Jay goes and gets his own bag, waiting in the hallway. “I can’t use my phone becauthe...?” he says as we head outside, poking me in the side with a finger for a response.

“It’s Mother’s Day.”

Jay scratches his head. “Okay?”

“It’s a day devoted to being kind to mothers. You’ve met mine.”

Jay offers up a small nod. It wasn’t as bad as meeting my sister was; Jay ended up screaming at my sister to stop hurting me with words. But it was enough that he puts his phone into his pocket without another word.

“She’ll try and call me. She has a small talent, enough on a day like today to make phones ring. Perhaps even to try and make me answer them.”

“Oh,” he says in a very small voice.

I say nothing else as we cut through the parking lot and a small field leading into the woods proper. The forest is thick about the town and I hurry into it, seeking paths where we won’t meet hikers. Jay follows and is silent for almost two minutes.

“I could bind my phone tho no one can call me?”

“It might not stop her.” I wait until he scrambles over a log and beside me. “You don’t have to check your phone for messages every day, you know.”

“Checking email promptly helpth to keep the monthters in the internet locked inthide it,” he says. I know there are – forces, entities from Outside somewhere in the internet. It’s enough to avoid such things entirely; Jay radiates sincerity as I look at him.

“You’re trying too hard.”

He pouts. “But –.”

“But nothing. Imagine if your mother wanted to speak with you, kiddo.”

Jay stops dead at that, eyes growing wide.

“Jay?” I say, softly.

He lets out a whimper of fear and moves so fast I fall back into a tree as he impacts hard into my chest, shoving his right cheek against my chest and sucking violently on his right thumb before he’s simply gone: vanished from sight, even from all the ways in which a magician can see the world, though I can still feel and hear him.

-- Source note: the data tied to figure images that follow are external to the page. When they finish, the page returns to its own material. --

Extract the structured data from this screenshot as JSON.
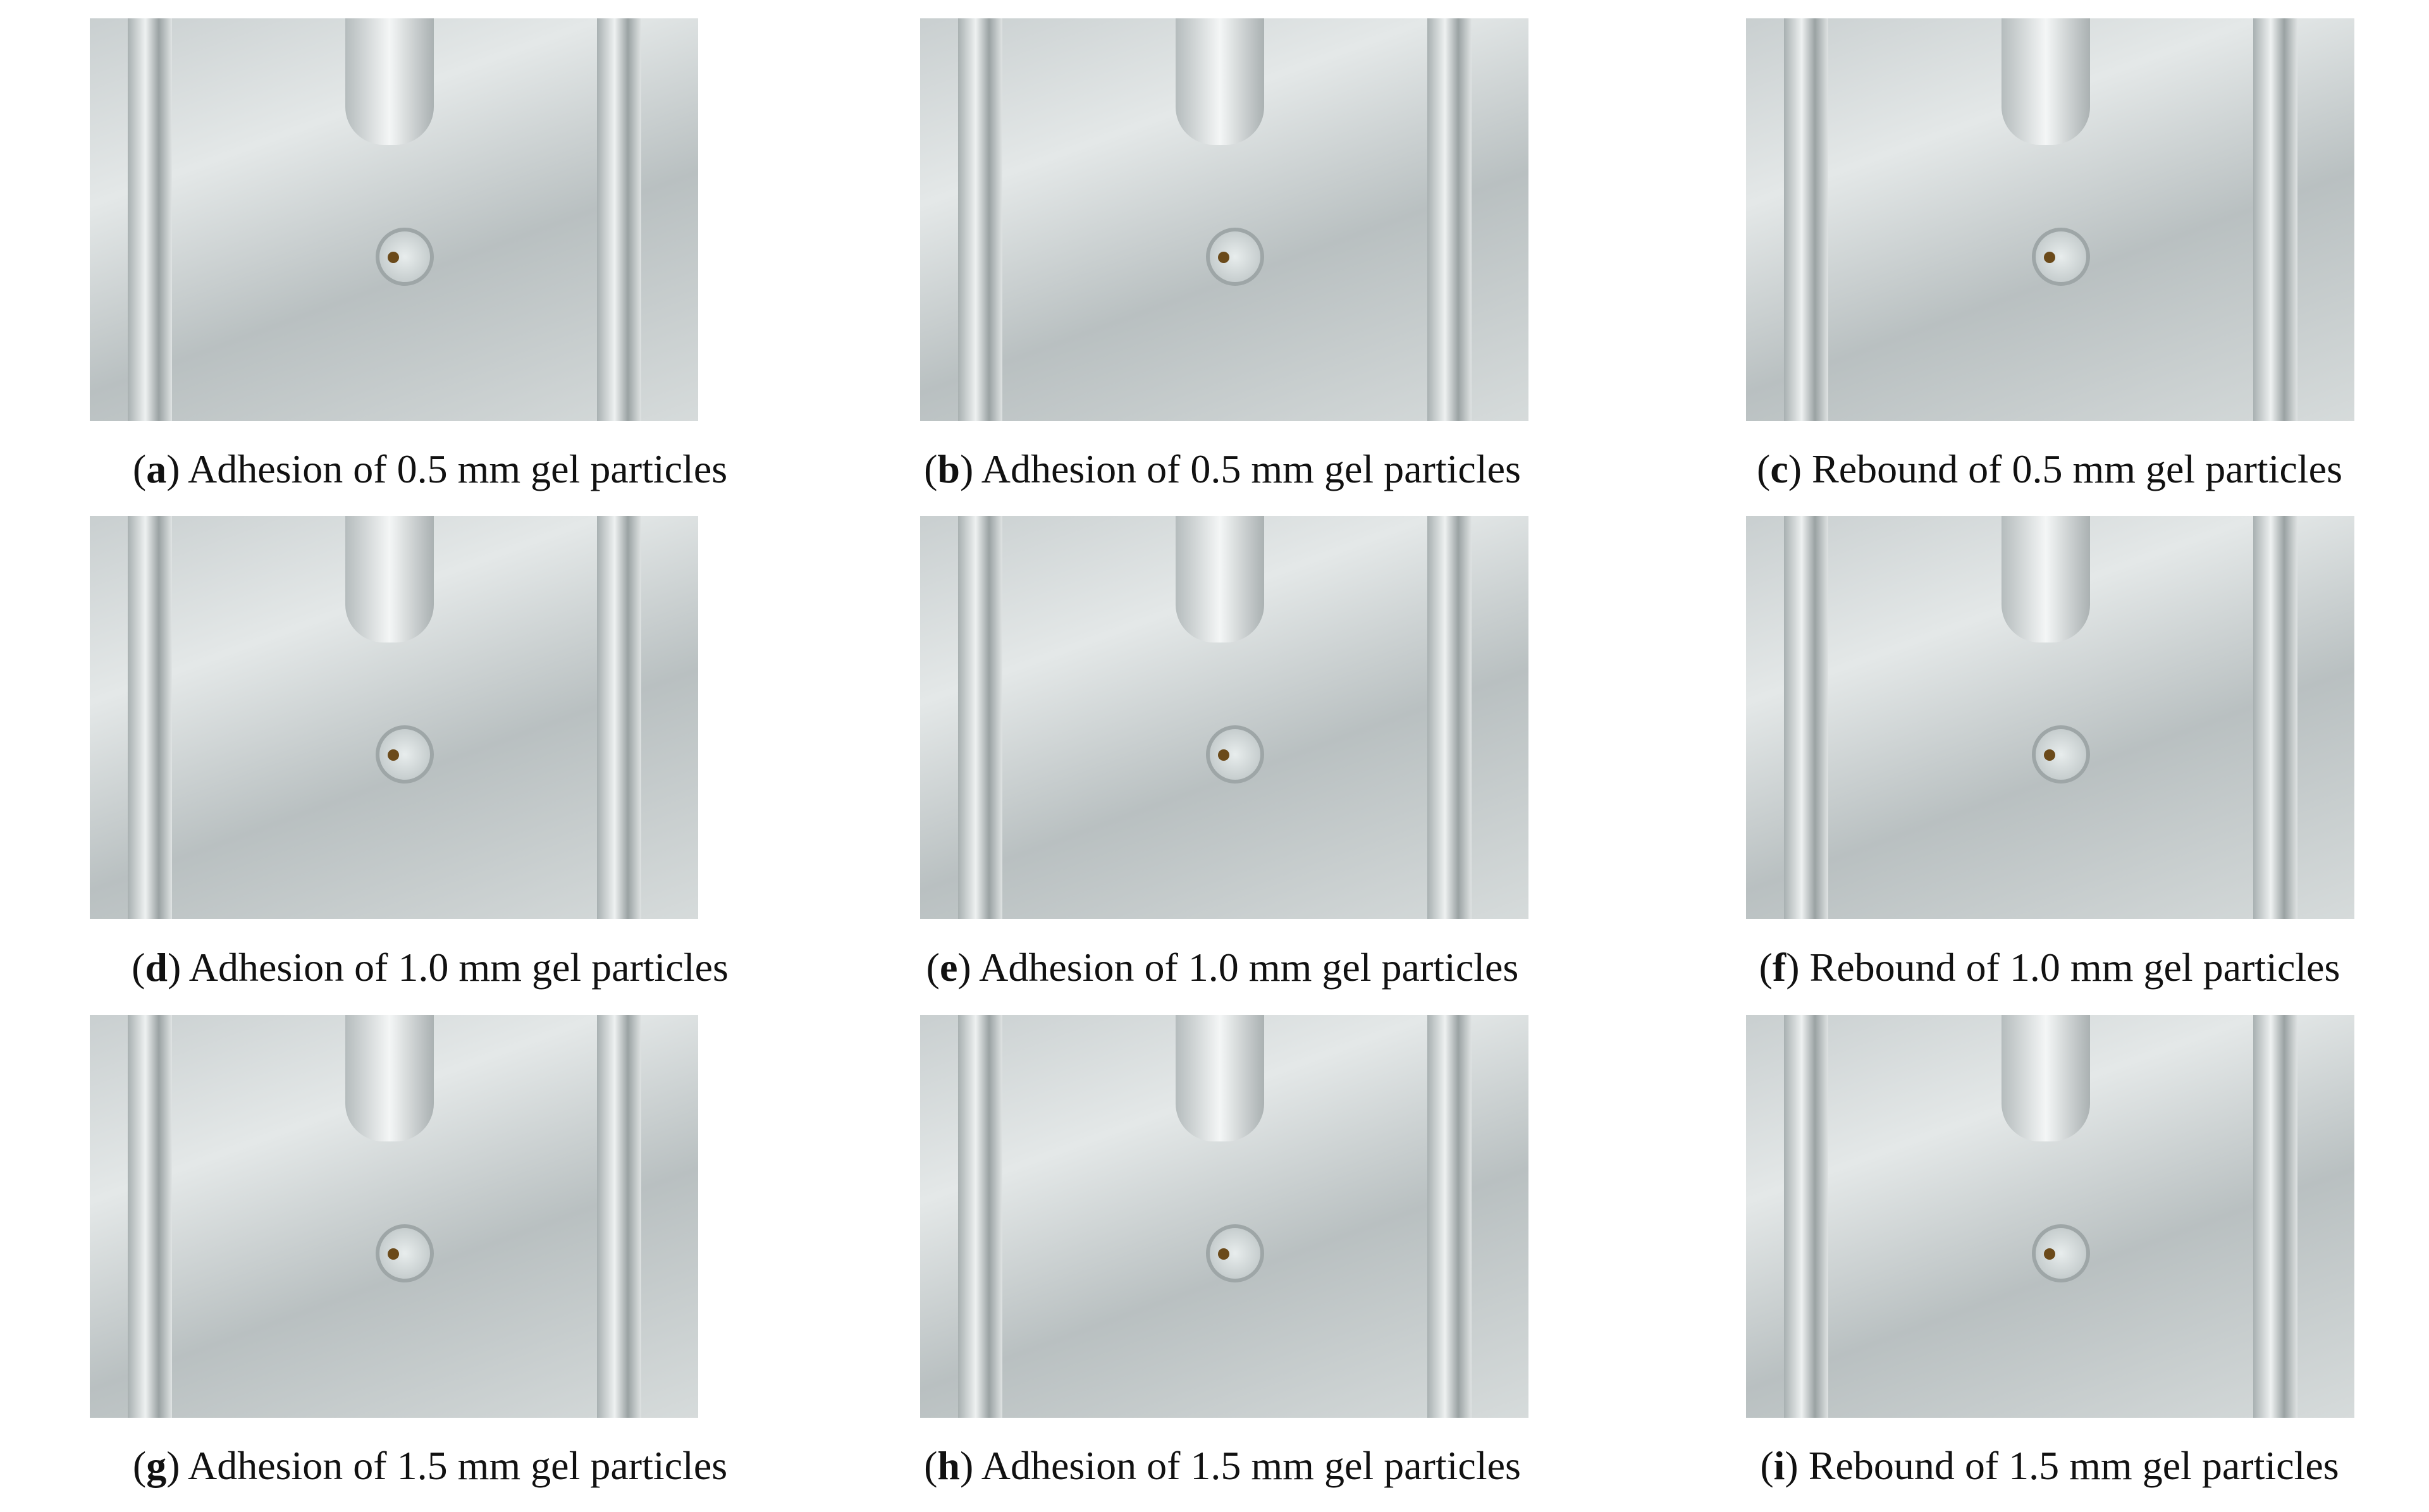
{
  "panels": [
    {
      "label": "a",
      "caption": "Adhesion of 0.5 mm gel particles"
    },
    {
      "label": "b",
      "caption": "Adhesion of 0.5 mm gel particles"
    },
    {
      "label": "c",
      "caption": "Rebound of 0.5 mm gel particles"
    },
    {
      "label": "d",
      "caption": "Adhesion of 1.0 mm gel particles"
    },
    {
      "label": "e",
      "caption": "Adhesion of 1.0 mm gel particles"
    },
    {
      "label": "f",
      "caption": "Rebound of 1.0 mm gel particles"
    },
    {
      "label": "g",
      "caption": "Adhesion of 1.5 mm gel particles"
    },
    {
      "label": "h",
      "caption": "Adhesion of 1.5 mm gel particles"
    },
    {
      "label": "i",
      "caption": "Rebound of 1.5 mm gel particles"
    }
  ]
}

“Jay.” I wrap my arms gently around him and he quivers, still hidden. Still terrified. He hasn’t had to move like he can in a long time. “It’s okay,” I say. “I didn’t think. I didn’t mean to hurt you.”

“Really?” His voice is thin, scared, and he becomes visible, pulling his thumb free of his mouth with an effort as he lets me hold him, trembling still.

I reach down and raise his chin gently. “I think you know better than to doubt that.”

Some colour seeps into his cheeks as he blushes. He doesn’t offer up what his mom was, or whatever she must have tried to do to him. I hold him until he finally lets go on his own a good ten minutes later. It’s been weeks since he’s felt the need to cling, to emphasize the bindings between us this hard.

“Feeling better?”

“No,” he says, then pulls out the ghost of a grin from somewhere. “Can I get my battery back now?”

“No.”

Jay sticks out his tongue at that and looks a little better, walks a few steps and then stops. “Nathen?”

He doesn’t use my real name often, and not only because I like to keep it private. “Yes?”

“There ith a day for fatherth too?”

“Like Mother’s Day? Yes.”

Jay knows I killed my father, though no details as to the kind of magic my father was doing, or why it was necessary. He’s never asked; for all I know it’s entirely normal in the part of Outside he is from for childen to destroy parents. He is quiet for a little while, then ventures: “Ith it going to be worthe than today?”

“Probably not.”

“Oh. Good.” And he says nothing else at all, not even asking about his phone, just walks over beside me and wraps a hand in mine to squeeze it. Offering strength, as best he can.

I squeeze his hand in turn, and ask no questions about his mother, or his family at all. We just walk through the woods until day slowly turns into night, keeping company with our silences. There are days, and today is sometimes one of those, where I wish I’d never become a magician at all. I let out a breath and pull the battery for Jay’s phone from out of the air beside me.

He takes it, then places it in his other pocket without a word.

I think today might turn out be a good day after all.